Macquarie Law School
- Motto: And Gladly Teche (Chaucer)
- Type: Public
- Established: 1972
- Affiliations: Macquarie University
- Dean: Professor Lise Barry
- Location: Sydney, New South Wales, Australia 33°46′31″S 151°06′43″E﻿ / ﻿33.7754063°S 151.1119061°E
- Campus: North Ryde;
- Website: https://www.mq.edu.au/faculty-of-arts/departments-and-schools/macquarie-law-school

= Macquarie Law School =

Law school in Sydney, New South Wales, Australia

Macquarie Law School (Macquarie Law or MQ Law) is the law school of Macquarie University and was established in 1972 as Sydney's third law school. Established as a foundational discipline of Macquarie University, Macquarie Law School is one of Australia’s premier law schools.

Entry into the law school is competitive, with candidates required to possess superior grades including an ATAR of 96, or have gained a high-distinction WAM for competitive first-year application.

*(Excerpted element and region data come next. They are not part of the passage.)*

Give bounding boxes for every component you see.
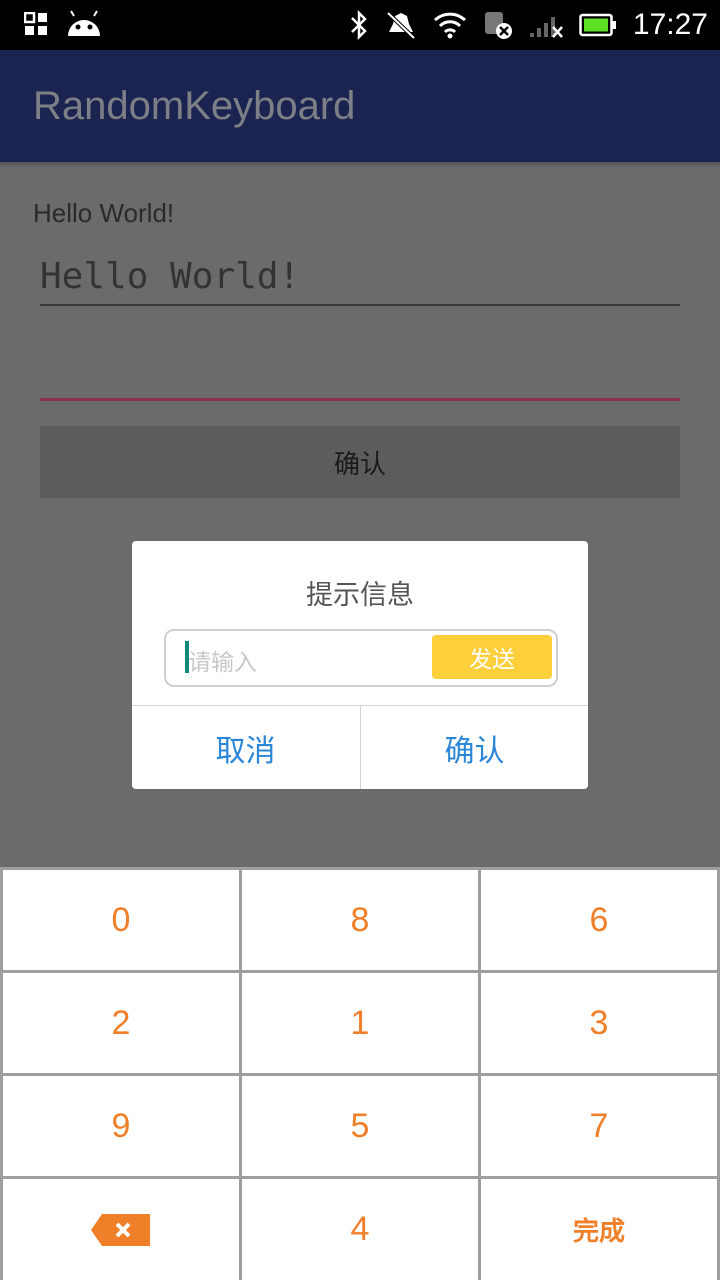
- key-digit[interactable]: 4: [242, 1179, 478, 1280]
- app-bar: RandomKeyboard: [0, 50, 720, 162]
- clock: 17:27: [632, 8, 708, 41]
- sim-icon: [484, 12, 512, 39]
- key-digit[interactable]: 0: [3, 870, 239, 970]
- key-digit[interactable]: 9: [3, 1076, 239, 1176]
- battery-icon: [579, 13, 616, 37]
- key-digit[interactable]: 5: [242, 1076, 478, 1176]
- key-digit[interactable]: 7: [481, 1076, 717, 1176]
- send-button[interactable]: 发送: [432, 635, 552, 679]
- text-field[interactable]: Hello World!: [40, 252, 680, 306]
- dialog-input[interactable]: 请输入 发送: [164, 629, 558, 687]
- mute-icon: [386, 11, 416, 40]
- app-title: RandomKeyboard: [33, 84, 356, 128]
- key-digit[interactable]: 3: [481, 973, 717, 1073]
- random-keyboard: 0 8 6 2 1 3 9 5 7 4 完成: [0, 867, 720, 1280]
- app-bar-shadow: [0, 162, 720, 168]
- signal-icon: [529, 17, 563, 38]
- bluetooth-icon: [351, 10, 367, 40]
- status-bar: 17:27: [0, 0, 720, 50]
- key-digit[interactable]: 6: [481, 870, 717, 970]
- confirm-button[interactable]: 确认: [40, 426, 680, 498]
- wifi-icon: [433, 12, 466, 39]
- key-digit[interactable]: 8: [242, 870, 478, 970]
- dialog-input-placeholder: 请输入: [188, 650, 257, 676]
- android-icon: [68, 10, 100, 36]
- dialog-title: 提示信息: [306, 580, 414, 611]
- password-field[interactable]: [40, 350, 680, 401]
- dialog-confirm-button[interactable]: 确认: [360, 706, 588, 789]
- backspace-icon: [91, 1213, 150, 1246]
- delete-key[interactable]: [3, 1179, 239, 1280]
- prompt-dialog: 提示信息 请输入 发送 取消 确认: [132, 541, 588, 789]
- done-key[interactable]: 完成: [481, 1179, 717, 1280]
- hello-label: Hello World!: [33, 198, 175, 228]
- key-digit[interactable]: 1: [242, 973, 478, 1073]
- cancel-button[interactable]: 取消: [132, 706, 359, 789]
- notification-grid-icon: [24, 12, 47, 35]
- key-digit[interactable]: 2: [3, 973, 239, 1073]
- text-field-value: Hello World!: [40, 256, 301, 297]
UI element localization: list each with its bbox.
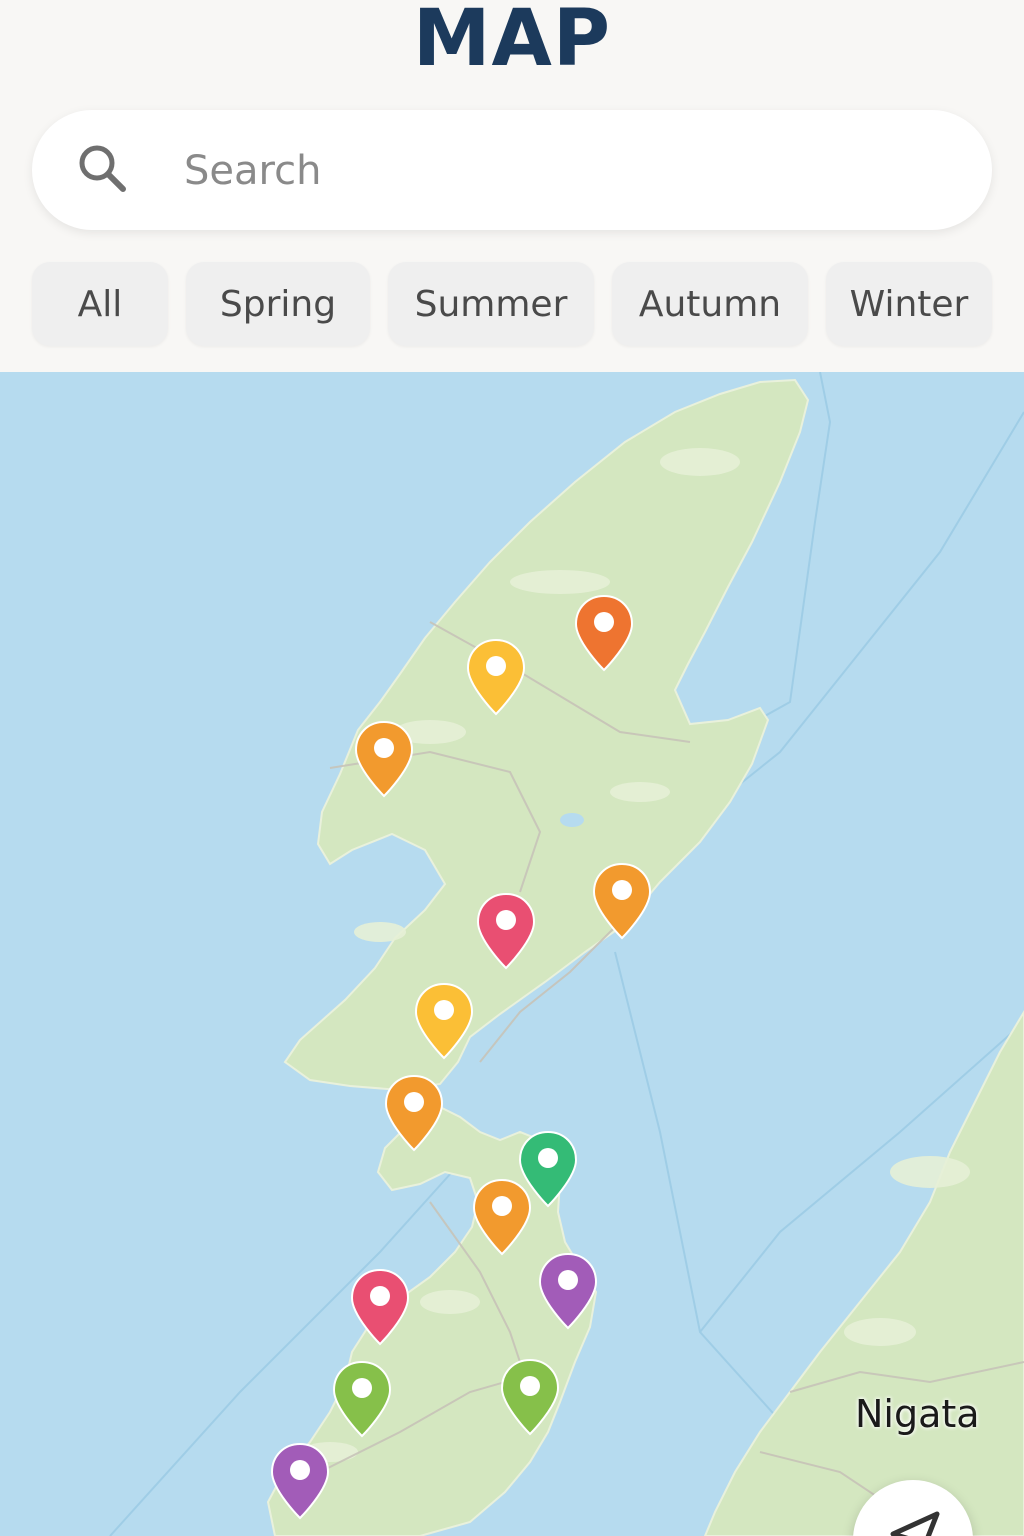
filter-chip-label: Summer [414,283,568,325]
page-title: MAP [412,0,612,84]
filter-chip-label: Winter [849,283,969,325]
map-pin[interactable] [472,1178,532,1258]
header: MAP All Spring Summer Autumn Winter [0,0,1024,372]
map-pin[interactable] [500,1358,560,1438]
map-pin[interactable] [414,982,474,1062]
filter-chip-label: Autumn [638,283,782,325]
map-pin[interactable] [384,1074,444,1154]
search-bar[interactable] [32,110,992,230]
filter-chip-all[interactable]: All [32,262,168,346]
filter-chip-spring[interactable]: Spring [186,262,370,346]
search-input[interactable] [182,140,966,202]
filter-chip-label: Spring [219,283,337,325]
map-pin[interactable] [592,862,652,942]
filter-chip-autumn[interactable]: Autumn [612,262,808,346]
navigation-arrow-icon [890,1511,940,1536]
map-pin[interactable] [574,594,634,674]
map-pin[interactable] [354,720,414,800]
filter-chip-winter[interactable]: Winter [826,262,992,346]
map-view[interactable]: Nigata [0,372,1024,1536]
filter-chip-summer[interactable]: Summer [388,262,594,346]
place-label-city: Nigata [855,1392,980,1436]
map-pin[interactable] [350,1268,410,1348]
map-pin[interactable] [476,892,536,972]
map-pin[interactable] [270,1442,330,1522]
search-icon [79,145,126,192]
map-pin[interactable] [538,1252,598,1332]
map-pin[interactable] [332,1360,392,1440]
locate-button[interactable] [853,1480,973,1536]
filter-chip-label: All [77,283,123,325]
map-pin[interactable] [466,638,526,718]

Macquarie Law School aims to equip students with more than traditional skills, but more so practical skills to enter the legal profession with ease at the completion of a degree. Staff at Macquarie Law School are also active in matters of pro-bono legal work, and other various matters on domestic and international fronts.

==Dean of Macquarie Law School==
The current Dean of Law is Professor Lise Barry.

==Location==
The Law School is located in its own building, named the Michael Kirby Building. The Michael Kirby Building opened in 2024.

==Centres==
Centre for Environmental Law:
The University has a strong history of involvement in environmental studies and the Centre for Environmental Law was one of Australia's first. It has been formally recognised as a Centre of Excellence within the university. The centre focuses on research and cases of law concerned with international, comparative and national environmental law, climate change, biodiversity, marine law and oceans governance, planning and local government law, pollution law, corporate environmental law, Indigenous peoples and environmental rights, heritage law and policy, trade and environment, and environmental litigation and mediation.
MU-CEL is a member of the International Union for Conservation of Nature (IUCN) and Macquarie University, is a founding member of the IUCN's Academy of Environmental Law.

==Macquarie University Law Society==
Macquarie University Law Society (MULS) was founded in 1975 and is the representative body for all law students at Macquarie University. Elections are held annually to elect different members into the executive. The society offers a range of events of both strict legal and casual social nature as well as engage students to participate in various events such as mooting and mock trials.

MULS is also the main developer of the publication The Brief where articles by students, staff and legal professionals are included. The first section of The Brief contains student-written articles, interviews and pieces by prominent academics and professionals; the second section contains reports on events at MULS.